Pelindo II : Pelabuhan Pulau Baai Bengkulu Menjadi KEK Masih Berproses

KBRN, Bengkulu : Pihak Pelindo II bersama Pemerintah Provinsi (Pemprov) Bengkulu hingga kini terus memperjuangkan agar kawasan Pelabuhan Pulau Baai Bengkulu, bisa segera ditetapkan menjadi Kawasan Ekonomi Khusus-(KEK).

Pernyataan itu diungkapkan Direktur Transformasi dan Pengembangan Bisnis PT Pelindo II, Ogi Rulino didampingi General Manager IPC Bengkulu, Nurkholis Lukman, seusai bertemu dengan Gubernur Bengkulu Rohidin Mersyah,  di kantor Pemprov Bengkulu.

Dijelaskan, pihaknya sudah menerima berbagai masukan dari Pemerintah Daerah Bengkulu dalam merealisasikan keinginan besar untuk memiliki pelabuhan laut bertaraf nasional dan internasional, yang tentunya akan berimbas lebih baik lagi untuk perkembangan perekonomian daerah Bengkulu.

“Mengenai syarat-syarat yang menjadi kendala perealisasian KEK, saat ini masih berproses untuk segera dilengkapi dan dicarikan solusi terbaiknya sebelum disampaikan ke Dewan KEK. Diantara persyaratan itu, dijelaskan, pihaknya sebagai pemarkarsa soal pembahasan calon investor baik skala lokal maupun nasional, karena lahan yang dimiliki cukup luas, agar kedepan bisa termanfaatkan dengan baik,” ujarnya, Jumat, (13/12/2019).

Selain itu mengenai target, Ogi menyatakan, sejauh ini pihaknya belum bisa memberikan kepastian, karena ada proses yang harus dilalui.

“Kita (Pelindo,red) tetap mengupayakan tahapan yang sedang berjalan, bisa secepatnya selesai dan KEK dapat terealisasi di Bengkulu,” katanya.

Sementara secara terpisah, Gubernur Bengkulu Rohidin Mersyah menyampaikan, dari hasil pertemuan dengan pihak Direksi Pelindo II, Pemprov sudah mempertanyakan soal desain pengembangan kawasan Pelabuhan Pulau Baai, khususnya dermaga 1 sampai 4 bisa segera berfungsi.

Kemudian juga soal pengembangan progres terminal curah cair, dan bagaimana manajemen pengelolaan lahan sehingga ketika investor ingin menanamkan investasinya, tidak merasa keberatan dengan beban lain-lainnya.

“Saran saya, jika selama ini bersifat disewakan, jika perlu diberikan secara gratis oleh pihak Pelindo.

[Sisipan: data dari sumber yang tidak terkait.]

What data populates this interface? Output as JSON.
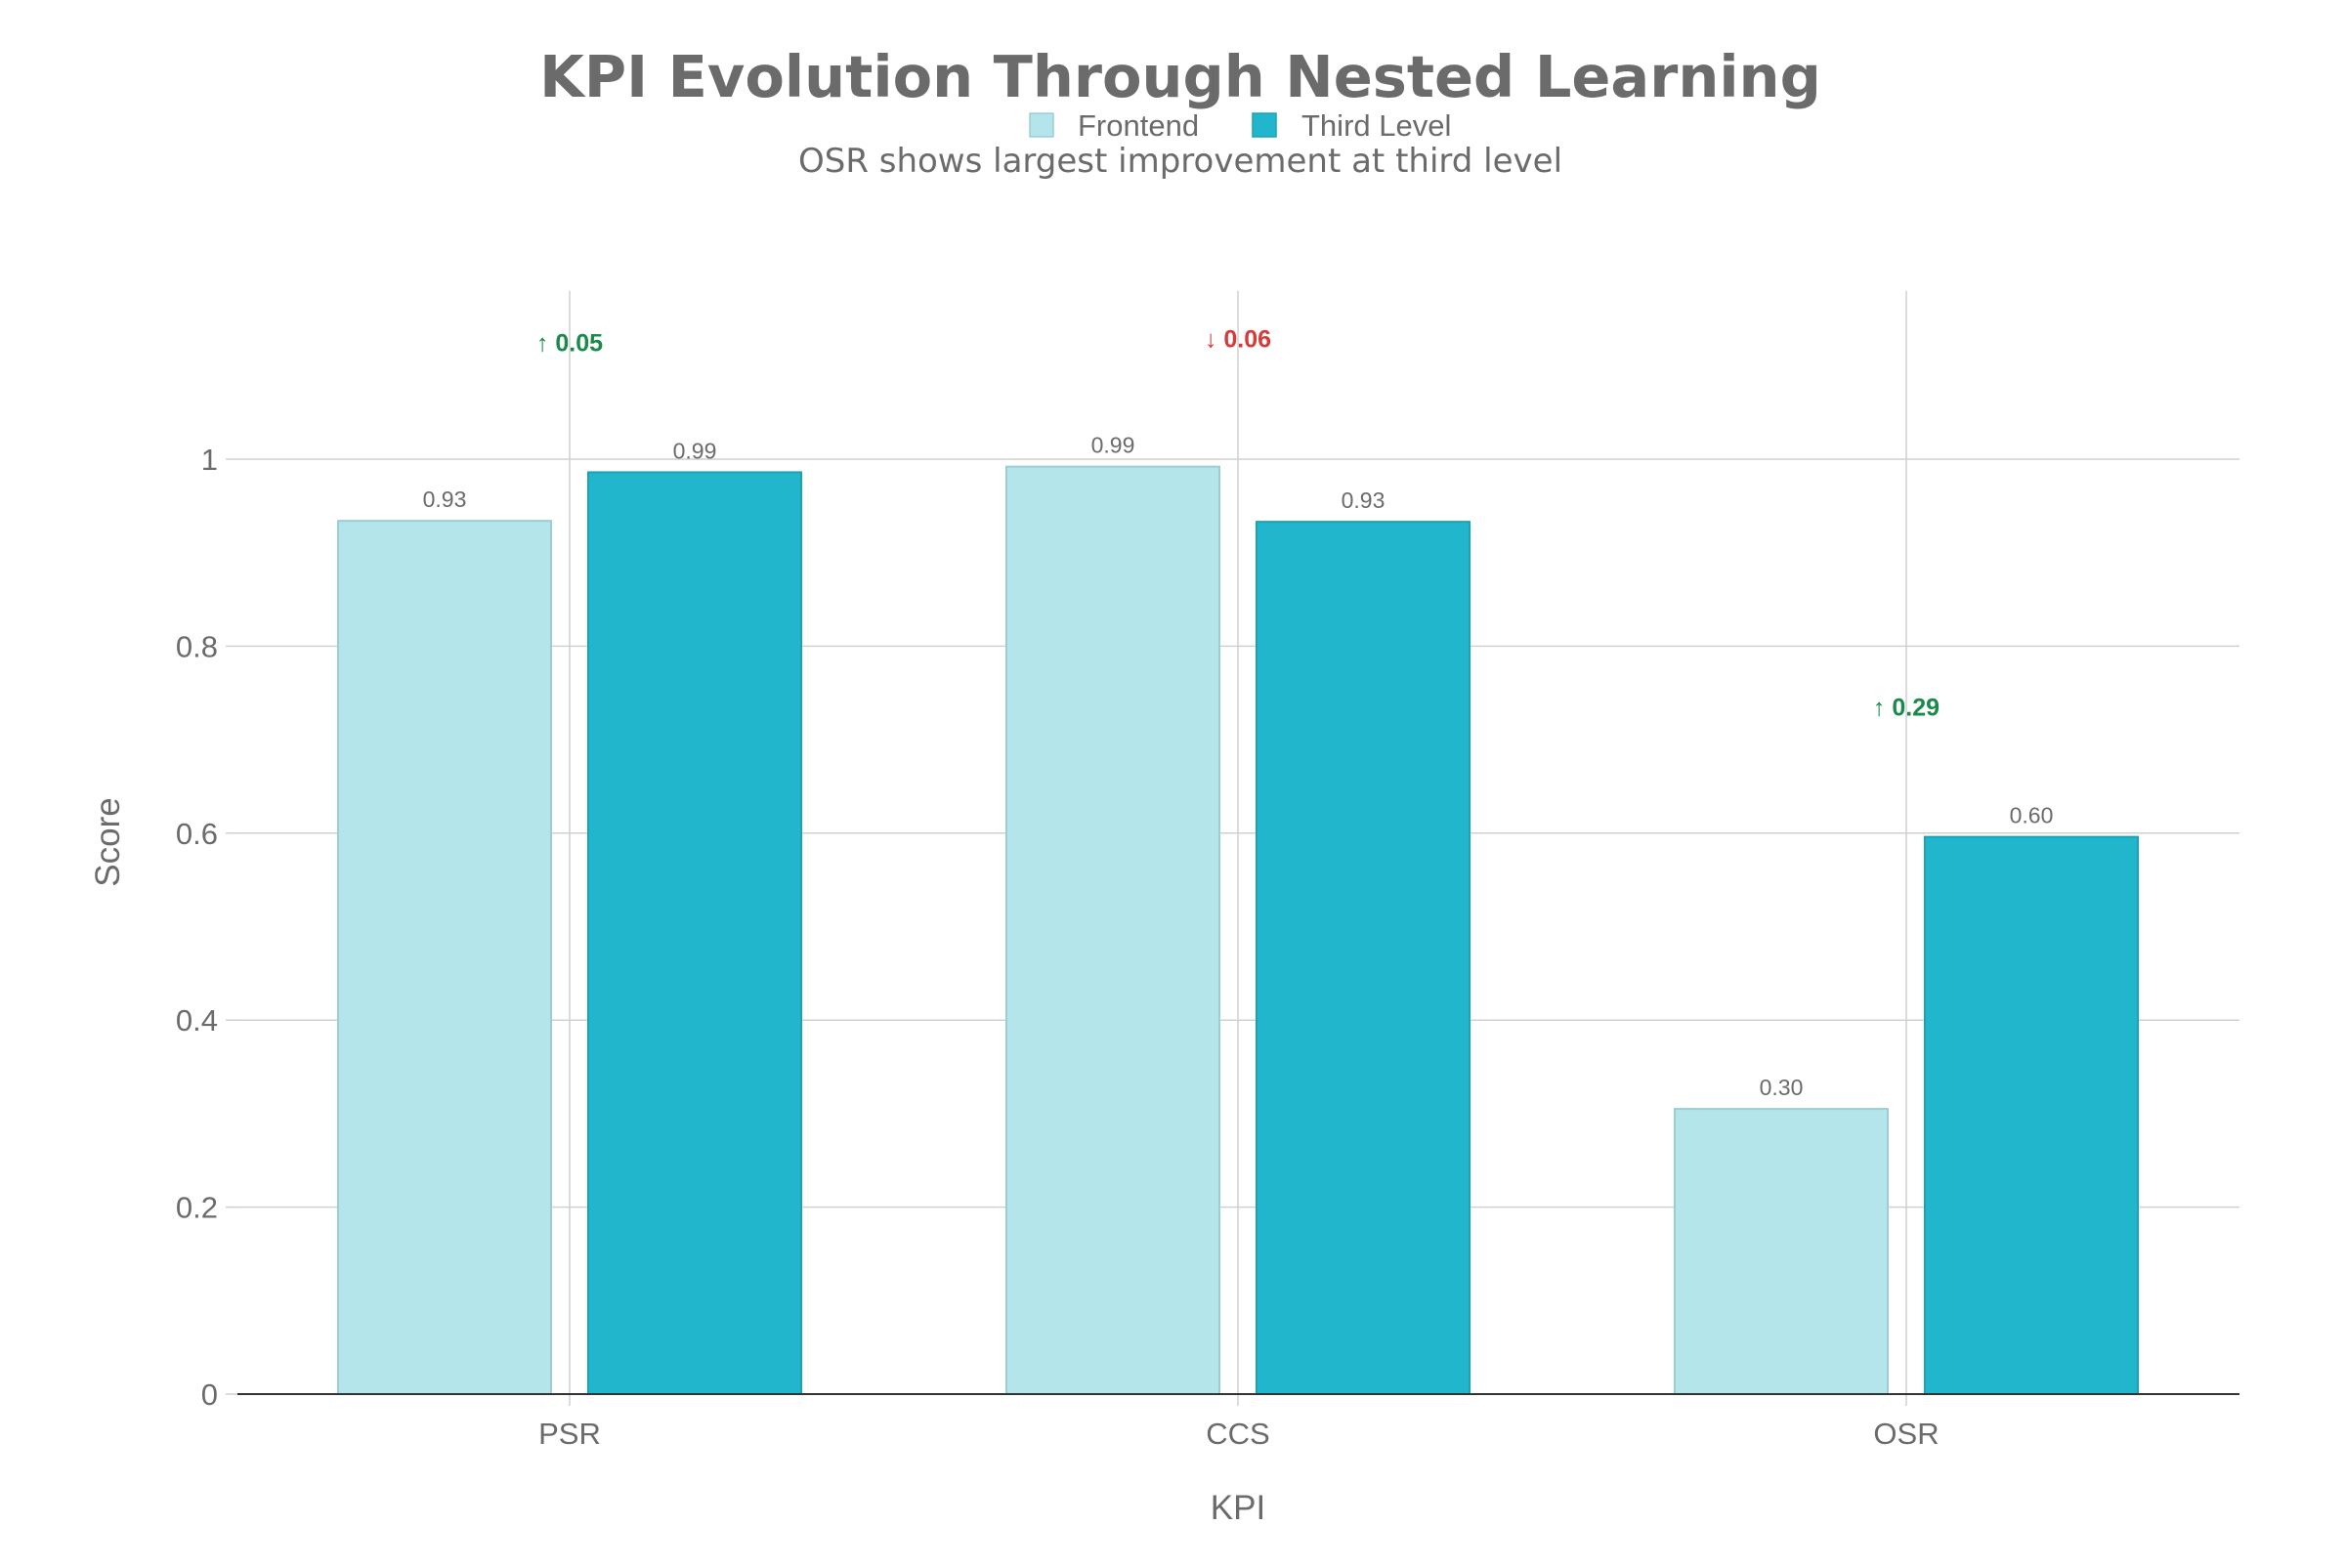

Tetapi jika ada tanam tumbuh yang ada, bisa diganti,” terang Gubernur.

Lebih jauh ditambahkan, pihaknya juga mempertanyakan kejelasan perealisasian KEK dan dijawab pihak Pelindo pada triwulan pertama tahun 2020 mendatang, sudah disampaikan ke Dewan KEK.

“Saya minta soal kajian kelayakan ekonomi yang selama ini masih berkutat dalam pembahasan, bisa segera dirampungkan. Sehingga bisa segera disampaikan ke Dewan KEK dan KEK di kawasan Pelabuhan Pulau Baai dapat terealisasi di tahun depan,” tukas Gubernur Rohidin.